Out now: The Plant #3
For its new third issue, The Plant Journal has dropped the word ‘Journal’ from its name. The Plant is a better name; it helps the magazine stand apart from Wilder Quarterly and while ‘Journal’ was once a useful statement of a magazines’ desire to be different, the word is becoming a cliché of indie publishing.
Like the first two issues the design owes a fair bit to Apartamento in its approach to image and text. The pages are larger than that magazine and the typography a little less sophisticated, but they share some DNA. This might be a problem if the content wasn’t up to scratch, but thankfully the issue is full of great material.

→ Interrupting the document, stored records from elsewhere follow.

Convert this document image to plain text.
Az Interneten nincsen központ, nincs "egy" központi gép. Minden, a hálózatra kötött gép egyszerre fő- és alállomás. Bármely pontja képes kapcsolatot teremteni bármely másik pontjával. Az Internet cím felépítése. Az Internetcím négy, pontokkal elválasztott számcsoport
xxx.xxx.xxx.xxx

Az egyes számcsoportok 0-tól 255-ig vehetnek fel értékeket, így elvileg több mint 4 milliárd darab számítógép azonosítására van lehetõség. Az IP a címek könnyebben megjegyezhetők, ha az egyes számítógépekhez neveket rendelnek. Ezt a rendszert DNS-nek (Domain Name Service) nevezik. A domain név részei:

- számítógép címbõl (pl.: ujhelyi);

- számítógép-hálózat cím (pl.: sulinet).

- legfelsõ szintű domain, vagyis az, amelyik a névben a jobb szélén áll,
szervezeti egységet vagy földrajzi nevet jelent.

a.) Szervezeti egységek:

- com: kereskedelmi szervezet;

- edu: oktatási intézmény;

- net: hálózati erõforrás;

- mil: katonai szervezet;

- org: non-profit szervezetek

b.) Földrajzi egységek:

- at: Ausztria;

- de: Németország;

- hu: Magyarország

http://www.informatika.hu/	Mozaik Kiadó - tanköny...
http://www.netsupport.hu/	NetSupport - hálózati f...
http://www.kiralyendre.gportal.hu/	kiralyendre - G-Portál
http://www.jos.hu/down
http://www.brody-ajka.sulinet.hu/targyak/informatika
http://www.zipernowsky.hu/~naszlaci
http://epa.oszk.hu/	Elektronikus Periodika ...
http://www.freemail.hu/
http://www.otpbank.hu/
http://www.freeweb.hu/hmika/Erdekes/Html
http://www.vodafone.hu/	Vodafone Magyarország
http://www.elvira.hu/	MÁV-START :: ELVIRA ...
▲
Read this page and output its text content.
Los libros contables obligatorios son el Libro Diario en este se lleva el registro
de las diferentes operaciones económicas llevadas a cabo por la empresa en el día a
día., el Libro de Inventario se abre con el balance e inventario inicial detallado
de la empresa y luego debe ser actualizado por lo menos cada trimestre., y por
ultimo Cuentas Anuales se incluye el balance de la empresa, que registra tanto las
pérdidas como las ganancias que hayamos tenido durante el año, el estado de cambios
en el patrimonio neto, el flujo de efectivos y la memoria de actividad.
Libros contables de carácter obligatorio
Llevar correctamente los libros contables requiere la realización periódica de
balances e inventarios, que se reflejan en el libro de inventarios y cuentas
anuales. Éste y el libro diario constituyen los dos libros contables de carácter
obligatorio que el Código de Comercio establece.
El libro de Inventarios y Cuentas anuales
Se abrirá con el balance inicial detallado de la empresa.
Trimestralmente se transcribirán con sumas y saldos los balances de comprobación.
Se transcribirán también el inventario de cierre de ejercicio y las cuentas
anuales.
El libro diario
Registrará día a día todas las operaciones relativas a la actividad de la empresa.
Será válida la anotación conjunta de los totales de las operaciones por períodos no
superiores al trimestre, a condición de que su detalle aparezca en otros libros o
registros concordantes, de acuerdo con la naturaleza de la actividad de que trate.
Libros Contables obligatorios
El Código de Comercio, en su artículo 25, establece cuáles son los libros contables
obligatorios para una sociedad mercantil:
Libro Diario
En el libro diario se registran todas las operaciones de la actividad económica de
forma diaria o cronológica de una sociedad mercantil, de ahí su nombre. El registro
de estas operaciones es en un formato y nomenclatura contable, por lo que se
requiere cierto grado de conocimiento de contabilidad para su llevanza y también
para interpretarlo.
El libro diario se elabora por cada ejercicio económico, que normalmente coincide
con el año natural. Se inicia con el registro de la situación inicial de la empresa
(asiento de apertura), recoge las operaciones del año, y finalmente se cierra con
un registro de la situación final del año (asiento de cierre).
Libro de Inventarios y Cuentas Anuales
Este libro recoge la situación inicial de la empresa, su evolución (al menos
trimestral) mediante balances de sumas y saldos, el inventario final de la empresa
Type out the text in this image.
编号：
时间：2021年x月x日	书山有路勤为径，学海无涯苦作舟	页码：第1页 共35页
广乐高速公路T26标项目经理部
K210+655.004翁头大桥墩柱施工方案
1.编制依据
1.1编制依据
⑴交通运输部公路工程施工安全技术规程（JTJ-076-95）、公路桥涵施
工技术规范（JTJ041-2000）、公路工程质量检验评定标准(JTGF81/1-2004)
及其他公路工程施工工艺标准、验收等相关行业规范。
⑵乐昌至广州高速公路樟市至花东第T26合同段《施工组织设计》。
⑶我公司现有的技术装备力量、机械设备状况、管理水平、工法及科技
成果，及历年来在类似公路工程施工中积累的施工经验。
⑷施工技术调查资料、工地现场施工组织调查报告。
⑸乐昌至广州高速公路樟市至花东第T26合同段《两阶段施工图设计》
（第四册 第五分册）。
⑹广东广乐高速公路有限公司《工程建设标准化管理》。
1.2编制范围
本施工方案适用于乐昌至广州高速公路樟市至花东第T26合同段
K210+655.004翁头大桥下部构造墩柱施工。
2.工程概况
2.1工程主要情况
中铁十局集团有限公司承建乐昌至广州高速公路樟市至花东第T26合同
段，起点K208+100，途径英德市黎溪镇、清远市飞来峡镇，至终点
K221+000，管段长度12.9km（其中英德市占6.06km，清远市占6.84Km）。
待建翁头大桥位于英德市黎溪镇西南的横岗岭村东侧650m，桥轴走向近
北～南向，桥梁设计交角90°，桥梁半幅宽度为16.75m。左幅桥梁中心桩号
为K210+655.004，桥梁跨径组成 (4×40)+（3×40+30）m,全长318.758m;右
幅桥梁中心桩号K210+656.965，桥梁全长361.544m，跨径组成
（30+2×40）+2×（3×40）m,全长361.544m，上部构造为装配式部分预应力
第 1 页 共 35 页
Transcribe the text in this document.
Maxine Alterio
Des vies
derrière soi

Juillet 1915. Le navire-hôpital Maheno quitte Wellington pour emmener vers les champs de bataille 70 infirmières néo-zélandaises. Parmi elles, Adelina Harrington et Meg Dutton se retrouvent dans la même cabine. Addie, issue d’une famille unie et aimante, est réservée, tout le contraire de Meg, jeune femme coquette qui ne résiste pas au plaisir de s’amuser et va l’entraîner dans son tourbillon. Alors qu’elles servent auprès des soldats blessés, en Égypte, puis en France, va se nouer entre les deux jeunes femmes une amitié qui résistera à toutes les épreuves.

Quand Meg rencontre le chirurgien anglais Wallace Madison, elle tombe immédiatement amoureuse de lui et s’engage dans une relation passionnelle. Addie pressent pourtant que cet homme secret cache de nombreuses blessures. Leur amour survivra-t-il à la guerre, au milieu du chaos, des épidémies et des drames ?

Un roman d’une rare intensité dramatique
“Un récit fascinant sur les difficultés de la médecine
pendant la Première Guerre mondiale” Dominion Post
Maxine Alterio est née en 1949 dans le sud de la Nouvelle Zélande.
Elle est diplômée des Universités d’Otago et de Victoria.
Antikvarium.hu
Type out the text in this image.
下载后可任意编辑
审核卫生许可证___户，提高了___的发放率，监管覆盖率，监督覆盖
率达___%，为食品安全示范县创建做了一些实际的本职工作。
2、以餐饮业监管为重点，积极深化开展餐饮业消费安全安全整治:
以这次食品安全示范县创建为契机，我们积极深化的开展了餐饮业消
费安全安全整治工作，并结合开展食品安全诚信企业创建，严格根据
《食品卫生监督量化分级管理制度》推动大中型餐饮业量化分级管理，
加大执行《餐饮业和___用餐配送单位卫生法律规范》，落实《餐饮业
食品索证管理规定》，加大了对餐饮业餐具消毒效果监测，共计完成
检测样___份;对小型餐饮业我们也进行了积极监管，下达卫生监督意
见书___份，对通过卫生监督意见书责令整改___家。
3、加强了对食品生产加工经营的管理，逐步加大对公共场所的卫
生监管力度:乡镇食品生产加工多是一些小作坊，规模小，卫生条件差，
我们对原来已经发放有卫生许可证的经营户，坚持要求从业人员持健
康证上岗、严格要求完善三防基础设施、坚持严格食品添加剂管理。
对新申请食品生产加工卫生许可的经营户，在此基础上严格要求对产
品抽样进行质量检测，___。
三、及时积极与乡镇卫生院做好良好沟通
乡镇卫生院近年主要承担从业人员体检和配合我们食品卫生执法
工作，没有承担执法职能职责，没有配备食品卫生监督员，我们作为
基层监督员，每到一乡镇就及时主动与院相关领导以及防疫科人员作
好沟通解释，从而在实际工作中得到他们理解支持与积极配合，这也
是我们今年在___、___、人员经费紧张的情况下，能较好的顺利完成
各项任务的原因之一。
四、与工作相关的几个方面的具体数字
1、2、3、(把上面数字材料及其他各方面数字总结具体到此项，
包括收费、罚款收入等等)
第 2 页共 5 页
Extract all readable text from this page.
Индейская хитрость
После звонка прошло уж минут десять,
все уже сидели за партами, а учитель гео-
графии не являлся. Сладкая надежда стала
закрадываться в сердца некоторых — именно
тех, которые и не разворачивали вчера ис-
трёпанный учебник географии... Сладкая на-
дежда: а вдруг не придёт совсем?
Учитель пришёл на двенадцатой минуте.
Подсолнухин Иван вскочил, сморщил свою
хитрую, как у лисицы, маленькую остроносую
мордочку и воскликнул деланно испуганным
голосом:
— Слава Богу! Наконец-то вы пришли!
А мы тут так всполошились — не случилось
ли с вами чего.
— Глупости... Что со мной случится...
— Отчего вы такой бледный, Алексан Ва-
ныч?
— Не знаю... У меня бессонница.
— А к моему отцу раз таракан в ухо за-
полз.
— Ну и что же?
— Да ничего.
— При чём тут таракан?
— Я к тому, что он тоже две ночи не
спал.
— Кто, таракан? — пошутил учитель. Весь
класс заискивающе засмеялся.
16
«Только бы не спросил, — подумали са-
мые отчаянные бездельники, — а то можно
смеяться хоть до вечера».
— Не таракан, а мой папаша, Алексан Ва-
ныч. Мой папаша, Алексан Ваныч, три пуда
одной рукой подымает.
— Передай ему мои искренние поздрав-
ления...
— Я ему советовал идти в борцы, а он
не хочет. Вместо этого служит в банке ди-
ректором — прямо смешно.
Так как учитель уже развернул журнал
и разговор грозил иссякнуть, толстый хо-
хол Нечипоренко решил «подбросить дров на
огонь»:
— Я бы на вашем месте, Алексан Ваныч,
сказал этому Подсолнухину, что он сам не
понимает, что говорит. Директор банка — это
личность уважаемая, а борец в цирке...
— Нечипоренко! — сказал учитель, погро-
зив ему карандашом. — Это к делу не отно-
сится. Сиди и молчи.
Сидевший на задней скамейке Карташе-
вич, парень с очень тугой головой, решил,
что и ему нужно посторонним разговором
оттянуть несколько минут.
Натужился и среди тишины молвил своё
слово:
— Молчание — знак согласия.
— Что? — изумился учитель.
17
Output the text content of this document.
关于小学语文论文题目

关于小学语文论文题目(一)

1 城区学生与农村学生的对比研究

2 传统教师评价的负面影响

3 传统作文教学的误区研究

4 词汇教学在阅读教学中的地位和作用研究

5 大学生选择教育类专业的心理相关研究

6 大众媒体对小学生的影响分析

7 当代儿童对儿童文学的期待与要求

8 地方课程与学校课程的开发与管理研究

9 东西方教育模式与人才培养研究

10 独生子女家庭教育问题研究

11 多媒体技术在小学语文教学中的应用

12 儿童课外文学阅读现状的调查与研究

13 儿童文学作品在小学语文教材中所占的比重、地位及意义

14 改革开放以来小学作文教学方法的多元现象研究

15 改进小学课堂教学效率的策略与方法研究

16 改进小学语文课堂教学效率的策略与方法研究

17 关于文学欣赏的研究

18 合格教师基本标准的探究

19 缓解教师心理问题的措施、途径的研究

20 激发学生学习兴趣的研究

With a more garden-centric focus than Wilder, as its name suggests, The Plant offers a 16-page section on different paper stock about Camelias (above) as well as more esoteric items such as a series of abstract images representing fruit and vegetable flavour combinations (shot by Scheltens and Abbenes). The issue opens with a lengthy photo-essay from the Costa Brava by Coke Bartina (starting with the cover image, top). Pieces follow on city gardening, a French florist, growing Indigo and my favourite, a return to the late filmmaker Derek Jarman’s Dungeness garden.
It’s a well-paced set of stories related to gardening, ideal for gardeners but with enough beyond gardening to appeal more broadly.